A une dizaine de jours du délai qu’il s’est lui-même fixé après avoir pris les pleins pouvoirs, le président tunisien Kaïs Saïed n’a toujours pas nommé de chef du gouvernement ni proposé de feuille de route.
Il est partout. Mais nulle part à la fois, diront ses détracteurs. Un passage remarqué au ministère du Commerce, lors duquel il a demandé des baisses sur les prix des produits alimentaires, une visite dans des centres de réfrigération de produits agricoles pour, a-t-il dit, en terminer avec « l’affamement » des populations ou encore une visite dans un centre de vaccination… Avec, toujours, le même mot d’ordre : « inopiné ». Kaïs Saïed, près de trois semaines après avoir pris les pleins pouvoirs, aime créer la surprise.

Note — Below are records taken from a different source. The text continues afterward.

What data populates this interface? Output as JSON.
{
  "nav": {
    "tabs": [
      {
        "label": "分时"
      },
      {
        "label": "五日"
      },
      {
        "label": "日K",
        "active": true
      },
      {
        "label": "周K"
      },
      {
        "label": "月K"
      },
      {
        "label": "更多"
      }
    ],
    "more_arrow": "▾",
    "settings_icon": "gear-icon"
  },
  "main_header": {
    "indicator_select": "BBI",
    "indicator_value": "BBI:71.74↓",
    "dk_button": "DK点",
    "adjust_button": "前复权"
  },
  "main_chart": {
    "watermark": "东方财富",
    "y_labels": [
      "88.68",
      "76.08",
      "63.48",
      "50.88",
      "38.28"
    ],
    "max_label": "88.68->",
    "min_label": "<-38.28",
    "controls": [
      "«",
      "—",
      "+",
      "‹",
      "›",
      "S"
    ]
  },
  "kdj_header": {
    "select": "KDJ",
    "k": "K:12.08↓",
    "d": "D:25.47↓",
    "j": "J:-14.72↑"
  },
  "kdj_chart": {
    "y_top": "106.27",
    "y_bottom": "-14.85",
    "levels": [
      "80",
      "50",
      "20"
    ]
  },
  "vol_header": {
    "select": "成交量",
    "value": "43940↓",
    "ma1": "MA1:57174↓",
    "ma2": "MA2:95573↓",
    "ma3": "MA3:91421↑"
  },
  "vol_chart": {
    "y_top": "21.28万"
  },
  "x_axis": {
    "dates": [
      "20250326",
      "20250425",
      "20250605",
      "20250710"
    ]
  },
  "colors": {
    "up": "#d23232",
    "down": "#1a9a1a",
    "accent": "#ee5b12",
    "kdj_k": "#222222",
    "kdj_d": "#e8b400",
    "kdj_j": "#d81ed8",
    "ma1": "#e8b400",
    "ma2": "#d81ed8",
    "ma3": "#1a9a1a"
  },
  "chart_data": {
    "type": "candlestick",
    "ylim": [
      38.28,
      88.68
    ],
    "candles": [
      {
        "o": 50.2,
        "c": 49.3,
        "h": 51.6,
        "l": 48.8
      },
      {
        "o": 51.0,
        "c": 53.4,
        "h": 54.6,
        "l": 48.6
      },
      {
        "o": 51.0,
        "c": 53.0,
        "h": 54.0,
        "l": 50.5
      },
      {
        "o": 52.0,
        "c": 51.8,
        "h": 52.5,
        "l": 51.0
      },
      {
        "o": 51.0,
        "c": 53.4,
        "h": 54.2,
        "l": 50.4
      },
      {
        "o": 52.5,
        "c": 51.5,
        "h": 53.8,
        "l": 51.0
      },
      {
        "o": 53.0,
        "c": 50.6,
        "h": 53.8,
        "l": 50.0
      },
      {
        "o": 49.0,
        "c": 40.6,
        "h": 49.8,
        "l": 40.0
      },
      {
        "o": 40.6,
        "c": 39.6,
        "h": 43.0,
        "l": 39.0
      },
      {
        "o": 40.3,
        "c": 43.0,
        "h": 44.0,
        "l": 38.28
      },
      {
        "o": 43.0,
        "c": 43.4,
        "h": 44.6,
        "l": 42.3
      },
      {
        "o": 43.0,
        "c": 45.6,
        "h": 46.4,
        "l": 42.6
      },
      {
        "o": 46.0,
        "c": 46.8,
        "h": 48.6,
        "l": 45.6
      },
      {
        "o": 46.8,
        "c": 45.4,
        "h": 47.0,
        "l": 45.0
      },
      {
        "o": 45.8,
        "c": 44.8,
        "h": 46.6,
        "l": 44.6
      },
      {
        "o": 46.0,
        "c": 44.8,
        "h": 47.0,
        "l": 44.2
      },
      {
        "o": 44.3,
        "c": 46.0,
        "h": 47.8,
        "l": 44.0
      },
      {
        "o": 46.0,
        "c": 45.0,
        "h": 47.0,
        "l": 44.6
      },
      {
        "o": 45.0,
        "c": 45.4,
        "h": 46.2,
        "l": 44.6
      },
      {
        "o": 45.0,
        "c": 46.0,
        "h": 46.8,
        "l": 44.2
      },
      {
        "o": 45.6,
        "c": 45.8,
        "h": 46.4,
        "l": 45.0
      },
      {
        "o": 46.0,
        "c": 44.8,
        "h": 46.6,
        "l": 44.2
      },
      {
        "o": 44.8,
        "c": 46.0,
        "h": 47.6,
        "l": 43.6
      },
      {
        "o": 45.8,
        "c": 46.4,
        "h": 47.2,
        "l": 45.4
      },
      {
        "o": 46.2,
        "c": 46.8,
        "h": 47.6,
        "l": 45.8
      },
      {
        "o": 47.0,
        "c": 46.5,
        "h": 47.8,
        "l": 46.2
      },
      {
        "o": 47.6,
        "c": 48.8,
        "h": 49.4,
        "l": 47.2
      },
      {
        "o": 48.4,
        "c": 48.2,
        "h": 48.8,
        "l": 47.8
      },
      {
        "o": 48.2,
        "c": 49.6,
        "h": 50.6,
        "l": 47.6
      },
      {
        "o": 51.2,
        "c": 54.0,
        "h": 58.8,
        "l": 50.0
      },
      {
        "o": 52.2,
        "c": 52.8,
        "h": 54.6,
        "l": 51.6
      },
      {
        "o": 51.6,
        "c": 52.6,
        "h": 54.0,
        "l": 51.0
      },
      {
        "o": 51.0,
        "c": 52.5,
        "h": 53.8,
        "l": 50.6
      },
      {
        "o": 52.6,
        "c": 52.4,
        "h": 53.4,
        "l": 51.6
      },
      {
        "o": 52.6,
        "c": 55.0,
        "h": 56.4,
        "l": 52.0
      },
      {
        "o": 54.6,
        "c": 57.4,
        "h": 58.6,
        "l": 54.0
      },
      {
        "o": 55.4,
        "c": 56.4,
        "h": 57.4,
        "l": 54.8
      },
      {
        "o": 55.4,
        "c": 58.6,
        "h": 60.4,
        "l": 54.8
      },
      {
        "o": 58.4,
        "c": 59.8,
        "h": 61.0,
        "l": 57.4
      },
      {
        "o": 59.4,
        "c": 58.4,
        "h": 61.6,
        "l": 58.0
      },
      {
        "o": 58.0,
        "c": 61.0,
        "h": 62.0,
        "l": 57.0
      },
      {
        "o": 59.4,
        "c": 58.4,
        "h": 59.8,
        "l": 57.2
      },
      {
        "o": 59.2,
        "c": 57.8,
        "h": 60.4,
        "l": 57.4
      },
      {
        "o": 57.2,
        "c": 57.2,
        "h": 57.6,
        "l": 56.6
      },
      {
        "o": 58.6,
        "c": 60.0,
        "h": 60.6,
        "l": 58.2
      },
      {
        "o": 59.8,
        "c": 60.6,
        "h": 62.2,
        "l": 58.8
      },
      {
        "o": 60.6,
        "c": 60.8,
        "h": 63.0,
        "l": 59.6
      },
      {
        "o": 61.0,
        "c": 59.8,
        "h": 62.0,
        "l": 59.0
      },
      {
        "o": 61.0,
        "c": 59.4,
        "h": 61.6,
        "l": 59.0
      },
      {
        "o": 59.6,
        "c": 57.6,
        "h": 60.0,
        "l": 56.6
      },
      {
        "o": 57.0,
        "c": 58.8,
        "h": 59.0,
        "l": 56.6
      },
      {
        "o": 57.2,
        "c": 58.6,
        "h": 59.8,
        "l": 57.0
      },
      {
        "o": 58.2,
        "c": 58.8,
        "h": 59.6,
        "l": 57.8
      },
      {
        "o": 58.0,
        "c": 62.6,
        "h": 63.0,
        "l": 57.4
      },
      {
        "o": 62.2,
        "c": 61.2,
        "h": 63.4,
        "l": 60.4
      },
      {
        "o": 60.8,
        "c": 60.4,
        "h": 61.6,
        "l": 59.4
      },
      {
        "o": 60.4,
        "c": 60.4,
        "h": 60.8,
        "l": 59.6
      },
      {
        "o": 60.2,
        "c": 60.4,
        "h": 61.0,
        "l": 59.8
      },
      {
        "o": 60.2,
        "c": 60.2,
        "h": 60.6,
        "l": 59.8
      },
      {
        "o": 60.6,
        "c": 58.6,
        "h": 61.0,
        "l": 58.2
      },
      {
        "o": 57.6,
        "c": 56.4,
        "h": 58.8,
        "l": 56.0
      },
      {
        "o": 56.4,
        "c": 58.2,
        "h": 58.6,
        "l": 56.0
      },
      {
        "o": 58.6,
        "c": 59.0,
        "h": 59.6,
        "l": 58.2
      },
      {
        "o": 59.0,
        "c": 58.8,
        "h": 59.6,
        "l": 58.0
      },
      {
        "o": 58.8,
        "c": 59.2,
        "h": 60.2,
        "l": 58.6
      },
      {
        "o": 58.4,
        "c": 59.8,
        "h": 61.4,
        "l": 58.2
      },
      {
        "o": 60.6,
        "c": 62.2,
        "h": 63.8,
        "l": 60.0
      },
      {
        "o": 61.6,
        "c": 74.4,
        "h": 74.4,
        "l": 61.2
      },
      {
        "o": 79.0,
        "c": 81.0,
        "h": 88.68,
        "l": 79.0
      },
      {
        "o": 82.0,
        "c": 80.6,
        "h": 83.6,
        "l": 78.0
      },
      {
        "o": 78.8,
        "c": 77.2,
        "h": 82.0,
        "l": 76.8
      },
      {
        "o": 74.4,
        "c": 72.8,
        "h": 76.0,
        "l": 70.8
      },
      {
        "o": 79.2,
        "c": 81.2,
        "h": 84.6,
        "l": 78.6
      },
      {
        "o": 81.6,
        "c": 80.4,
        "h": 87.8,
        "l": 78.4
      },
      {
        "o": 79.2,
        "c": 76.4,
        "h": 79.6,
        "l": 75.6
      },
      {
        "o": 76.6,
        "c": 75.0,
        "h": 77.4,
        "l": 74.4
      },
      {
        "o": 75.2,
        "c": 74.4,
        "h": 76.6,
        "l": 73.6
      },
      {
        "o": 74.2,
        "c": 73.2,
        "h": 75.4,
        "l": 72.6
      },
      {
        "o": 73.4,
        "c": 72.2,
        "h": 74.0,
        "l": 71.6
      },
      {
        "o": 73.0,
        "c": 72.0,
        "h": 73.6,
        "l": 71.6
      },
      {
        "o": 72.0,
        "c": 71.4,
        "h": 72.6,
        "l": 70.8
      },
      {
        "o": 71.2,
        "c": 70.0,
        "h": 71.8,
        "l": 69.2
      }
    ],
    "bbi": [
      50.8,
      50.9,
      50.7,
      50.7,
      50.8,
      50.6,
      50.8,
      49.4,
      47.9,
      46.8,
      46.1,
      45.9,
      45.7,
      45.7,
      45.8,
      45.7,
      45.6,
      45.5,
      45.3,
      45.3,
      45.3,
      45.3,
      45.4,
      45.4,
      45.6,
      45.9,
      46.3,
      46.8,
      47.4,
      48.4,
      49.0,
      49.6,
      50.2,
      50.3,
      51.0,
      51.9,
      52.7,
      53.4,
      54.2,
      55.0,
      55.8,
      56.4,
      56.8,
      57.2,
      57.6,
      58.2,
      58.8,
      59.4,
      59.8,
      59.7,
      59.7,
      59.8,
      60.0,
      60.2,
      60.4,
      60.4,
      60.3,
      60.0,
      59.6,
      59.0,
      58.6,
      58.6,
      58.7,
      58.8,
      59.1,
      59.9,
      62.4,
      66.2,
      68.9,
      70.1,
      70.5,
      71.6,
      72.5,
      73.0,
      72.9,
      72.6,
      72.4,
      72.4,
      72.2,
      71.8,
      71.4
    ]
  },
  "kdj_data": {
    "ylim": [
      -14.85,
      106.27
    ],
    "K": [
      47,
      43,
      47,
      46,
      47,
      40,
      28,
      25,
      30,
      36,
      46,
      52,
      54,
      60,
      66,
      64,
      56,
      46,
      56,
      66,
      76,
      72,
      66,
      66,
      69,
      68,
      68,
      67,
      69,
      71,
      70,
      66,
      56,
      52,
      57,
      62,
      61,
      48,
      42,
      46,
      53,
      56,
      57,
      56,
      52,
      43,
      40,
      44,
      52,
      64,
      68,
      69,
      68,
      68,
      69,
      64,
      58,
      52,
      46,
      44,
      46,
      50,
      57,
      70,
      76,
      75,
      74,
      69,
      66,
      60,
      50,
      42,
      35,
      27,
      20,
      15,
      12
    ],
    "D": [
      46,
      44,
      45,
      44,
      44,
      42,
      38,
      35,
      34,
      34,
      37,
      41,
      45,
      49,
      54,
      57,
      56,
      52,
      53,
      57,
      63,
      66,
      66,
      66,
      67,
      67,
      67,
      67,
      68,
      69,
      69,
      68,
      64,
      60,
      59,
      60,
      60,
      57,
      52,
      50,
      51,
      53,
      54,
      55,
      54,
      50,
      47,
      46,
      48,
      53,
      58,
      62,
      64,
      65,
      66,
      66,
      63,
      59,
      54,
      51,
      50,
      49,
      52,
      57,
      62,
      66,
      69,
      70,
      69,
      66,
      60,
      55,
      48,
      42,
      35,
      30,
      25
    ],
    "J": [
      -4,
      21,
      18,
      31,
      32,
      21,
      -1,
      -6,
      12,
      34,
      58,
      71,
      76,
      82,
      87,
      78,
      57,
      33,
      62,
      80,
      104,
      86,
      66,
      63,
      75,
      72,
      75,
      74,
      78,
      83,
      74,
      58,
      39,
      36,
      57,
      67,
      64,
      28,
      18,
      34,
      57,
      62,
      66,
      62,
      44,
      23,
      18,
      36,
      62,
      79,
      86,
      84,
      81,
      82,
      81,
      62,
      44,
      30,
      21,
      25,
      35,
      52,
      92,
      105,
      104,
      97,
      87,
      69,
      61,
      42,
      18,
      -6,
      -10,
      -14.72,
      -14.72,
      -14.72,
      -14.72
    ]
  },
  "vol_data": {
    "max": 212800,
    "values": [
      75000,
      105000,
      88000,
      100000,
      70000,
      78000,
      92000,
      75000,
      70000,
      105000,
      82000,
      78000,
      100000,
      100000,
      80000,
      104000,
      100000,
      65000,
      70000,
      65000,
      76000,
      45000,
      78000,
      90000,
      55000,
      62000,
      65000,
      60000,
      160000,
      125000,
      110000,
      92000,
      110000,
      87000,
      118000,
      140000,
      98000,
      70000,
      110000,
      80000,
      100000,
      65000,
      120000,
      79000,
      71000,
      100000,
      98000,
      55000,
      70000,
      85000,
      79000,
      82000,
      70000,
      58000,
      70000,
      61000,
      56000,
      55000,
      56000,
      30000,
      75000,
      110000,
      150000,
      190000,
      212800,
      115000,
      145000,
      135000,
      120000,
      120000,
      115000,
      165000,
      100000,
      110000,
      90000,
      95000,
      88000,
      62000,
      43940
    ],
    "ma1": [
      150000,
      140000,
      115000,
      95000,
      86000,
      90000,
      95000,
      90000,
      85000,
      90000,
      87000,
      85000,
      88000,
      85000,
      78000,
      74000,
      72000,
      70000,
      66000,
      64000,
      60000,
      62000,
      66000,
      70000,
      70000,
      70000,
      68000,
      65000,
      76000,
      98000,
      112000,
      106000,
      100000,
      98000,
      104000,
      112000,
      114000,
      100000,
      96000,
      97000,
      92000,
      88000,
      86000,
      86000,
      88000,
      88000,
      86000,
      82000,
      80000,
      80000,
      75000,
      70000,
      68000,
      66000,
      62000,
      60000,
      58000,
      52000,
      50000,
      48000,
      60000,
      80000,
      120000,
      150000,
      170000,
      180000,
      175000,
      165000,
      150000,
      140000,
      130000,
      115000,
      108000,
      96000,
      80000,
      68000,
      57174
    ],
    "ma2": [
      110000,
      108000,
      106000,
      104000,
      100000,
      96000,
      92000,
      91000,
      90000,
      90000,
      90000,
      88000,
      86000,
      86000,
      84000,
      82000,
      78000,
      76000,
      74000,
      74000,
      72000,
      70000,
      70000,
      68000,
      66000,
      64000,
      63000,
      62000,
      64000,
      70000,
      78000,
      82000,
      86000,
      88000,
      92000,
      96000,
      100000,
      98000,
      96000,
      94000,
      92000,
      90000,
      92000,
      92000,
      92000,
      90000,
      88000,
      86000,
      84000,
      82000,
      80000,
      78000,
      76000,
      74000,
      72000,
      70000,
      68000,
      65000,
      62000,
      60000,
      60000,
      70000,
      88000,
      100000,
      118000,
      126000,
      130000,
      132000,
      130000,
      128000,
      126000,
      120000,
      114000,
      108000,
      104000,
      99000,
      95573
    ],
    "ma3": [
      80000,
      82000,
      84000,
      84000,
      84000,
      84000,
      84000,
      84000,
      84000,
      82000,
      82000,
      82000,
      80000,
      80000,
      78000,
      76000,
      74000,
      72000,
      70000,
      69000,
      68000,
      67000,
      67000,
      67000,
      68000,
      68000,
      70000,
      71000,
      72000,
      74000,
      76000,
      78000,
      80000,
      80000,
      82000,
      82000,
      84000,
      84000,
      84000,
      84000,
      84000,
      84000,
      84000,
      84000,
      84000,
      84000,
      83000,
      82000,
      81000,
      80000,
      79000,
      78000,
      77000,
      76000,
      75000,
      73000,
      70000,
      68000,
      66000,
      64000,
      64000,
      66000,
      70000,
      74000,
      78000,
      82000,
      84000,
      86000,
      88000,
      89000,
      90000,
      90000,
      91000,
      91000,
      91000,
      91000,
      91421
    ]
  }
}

La recette du président de la République est cependant plus proche du coup de communication que de l’action politique : pendant que Kaïs Saïed multiplie les demandes choc, qui vont de la baisse des taux d’intérêt en vigueur dans les banques à la baisse du coût des produits alimentaires dans les supermarchés, le peuple attend avec une certaine lassitude son nouveau chef du gouvernement. De nombreux noms ont circulé. Et si le président a déjà nommé plusieurs ministres, pour le moment, aucun chef du gouvernement n’a investi la Kasba.
Kaïs Saïed avait pourtant promis de remplir le vide institutionnel en trente jours. Il ne lui en reste que dix pour trouver l’homme providentiel et voir ce qu’il fera d’une Assemblée des représentants du peuple à l’arrêt, mais pas dissoute. Une feuille de route est également attendue. Mais là encore, rien en vue.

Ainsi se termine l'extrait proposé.